As some University students begin a campaign for divestment from Sudan due to humanitarian abuses such as slavery, the north-central African nation is struggling to end a 19-year civil war that propagates the country's use of slave labor.
Peace talks between northern and southern Sudan, which resume later this month, offer the best chance yet to end the war, policy and history experts at Duke said.
"This is the most promise there's been in 20 years," said Peter Feaver, associate professor of political science. "There's a good chance that [peace will come] this year."
The optimism stems from a July agreement between the Sudanese government and the Sudanese People's Liberation Army/Movement affording the south two major concessions: freedom of religion and the promise of a referendum on southern independence after a six-year interim period of peace.

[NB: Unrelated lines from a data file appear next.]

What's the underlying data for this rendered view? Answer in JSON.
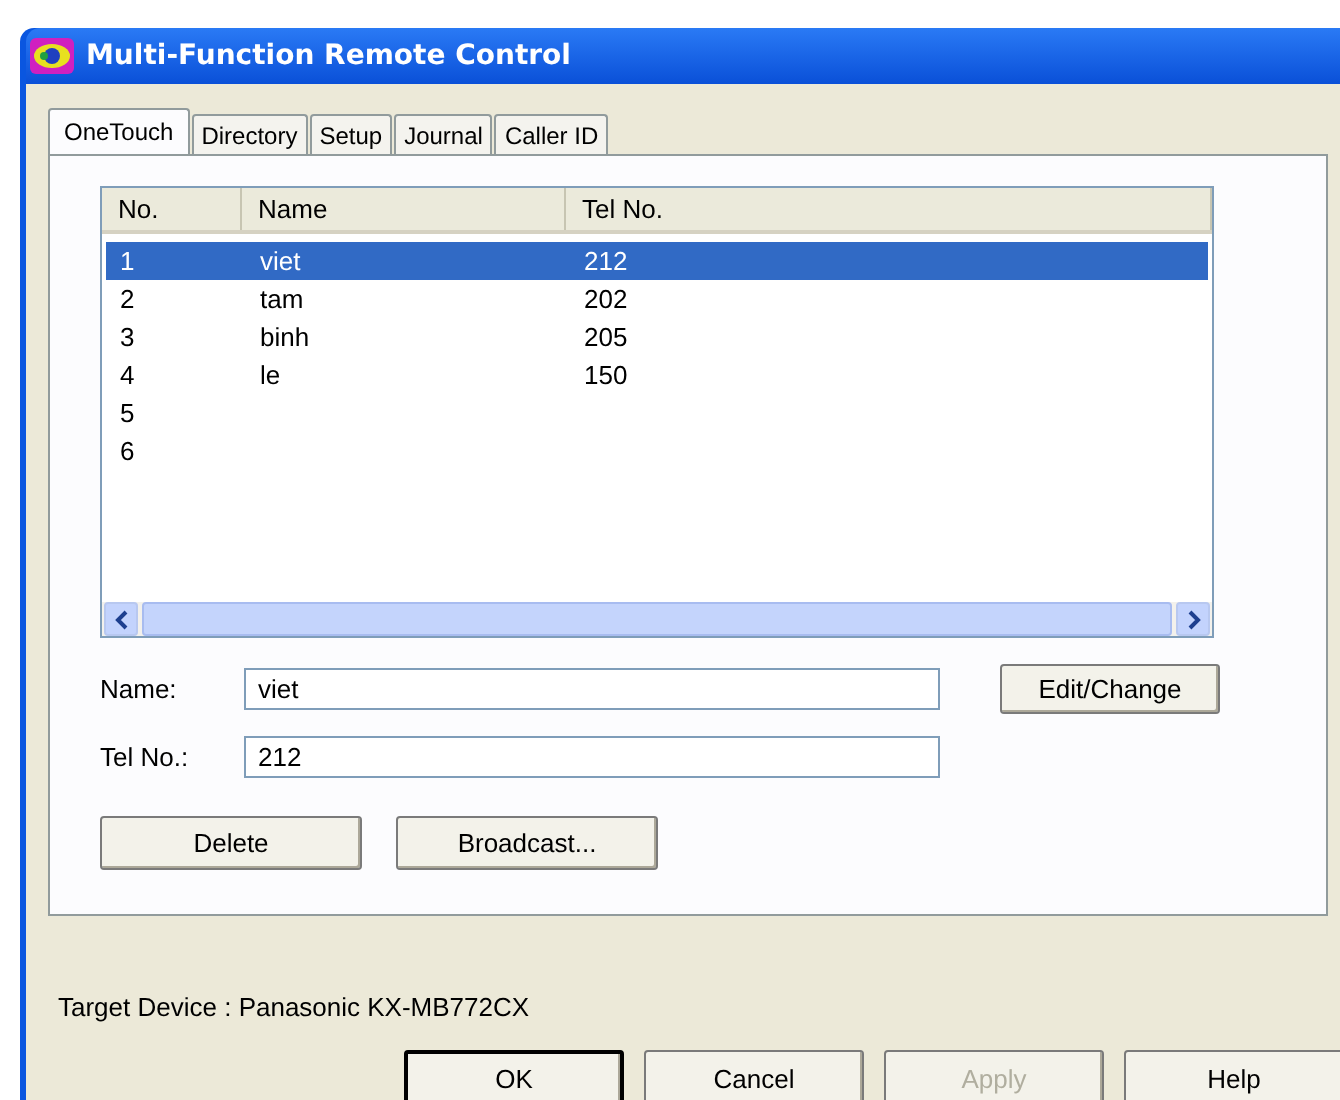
{
  "window": {
    "title": "Multi-Function Remote Control"
  },
  "tabs": [
    {
      "label": "OneTouch",
      "selected": true
    },
    {
      "label": "Directory",
      "selected": false
    },
    {
      "label": "Setup",
      "selected": false
    },
    {
      "label": "Journal",
      "selected": false
    },
    {
      "label": "Caller ID",
      "selected": false
    }
  ],
  "table": {
    "columns": [
      "No.",
      "Name",
      "Tel No."
    ],
    "rows": [
      {
        "cells": [
          "1",
          "viet",
          "212"
        ],
        "selected": true
      },
      {
        "cells": [
          "2",
          "tam",
          "202"
        ],
        "selected": false
      },
      {
        "cells": [
          "3",
          "binh",
          "205"
        ],
        "selected": false
      },
      {
        "cells": [
          "4",
          "le",
          "150"
        ],
        "selected": false
      },
      {
        "cells": [
          "5"
        ],
        "selected": false
      },
      {
        "cells": [
          "6"
        ],
        "selected": false
      }
    ]
  },
  "fields": [
    {
      "label": "Name:",
      "value": "viet"
    },
    {
      "label": "Tel No.:",
      "value": "212"
    }
  ],
  "edit_button": "Edit/Change",
  "panel_buttons": [
    "Delete",
    "Broadcast..."
  ],
  "target_device": "Target Device : Panasonic KX-MB772CX",
  "dialog_buttons": [
    {
      "label": "OK",
      "disabled": false,
      "default": true
    },
    {
      "label": "Cancel",
      "disabled": false,
      "default": false
    },
    {
      "label": "Apply",
      "disabled": true,
      "default": false
    },
    {
      "label": "Help",
      "disabled": false,
      "default": false
    }
  ]
}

In 1983, the Sudanese government, situated in the primarily Islamic north, declared country-wide Shariah, Islamic law. The south, comprising mostly non-Muslim African tribes, took arms against the northern army.
The war, however, is more than a religious conflict and the problems date back to before the 19th century. The resource-rich north has steadily gained dominance over the south during the last two centuries. Colonial policies in the 1800s and 1900s developed the infrastructure of the north while neglecting the south.
In response to northern oppression, southern guerrillas have loosely organized themselves into the Sudanese People's Liberation Army to fight the Sudanese government's northern armies. Northern militias, not officially sanctioned by the government, also attack the south.
"If the government really wanted to stop them, they could," Feaver said. "Northern militias are the ones really doing the dirty work, like the slave trade."
The slave trade, which the war aggravates, began in 1820 in response to Egyptian demand for gold and soldiers. After 1840, international demand for slaves fell, but because of continuing violence within Sudan, slaves were abundant, said Janet Ewald, associate professor of history. "Slaves became so inexpensive that people in north and central Sudan began to use slaves more than they had in the past."
Armed uprisings between the north and the south were common after Sudan gained its independence from an Anglo-Egyptian regime in 1953. A tenuous peace, granting the south local autonomy throughout the 1970s, was held in place by both sides' inability to win the war. Meanwhile, the north continued to gain developmental dominance over the south.
"When there was this social crisis [in the 1970s], the leaders allied themselves with Islamic fundamentalists," Ewald said.
Around the same time, the north began to exploit oil recently found in the south, giving them money to resume the war and increased support in the West.
"In the 19th century, the people and the land were exploited for gold. In the 20th, for petroleum," Ewald said. "It's like this horrible sense of deja vu."
Feaver said that since neither side believes it can win the war, prospects for peace are more promising. "All the south can do is keep the war going," he said. "And if the north gets peace, they could really exploit the oil."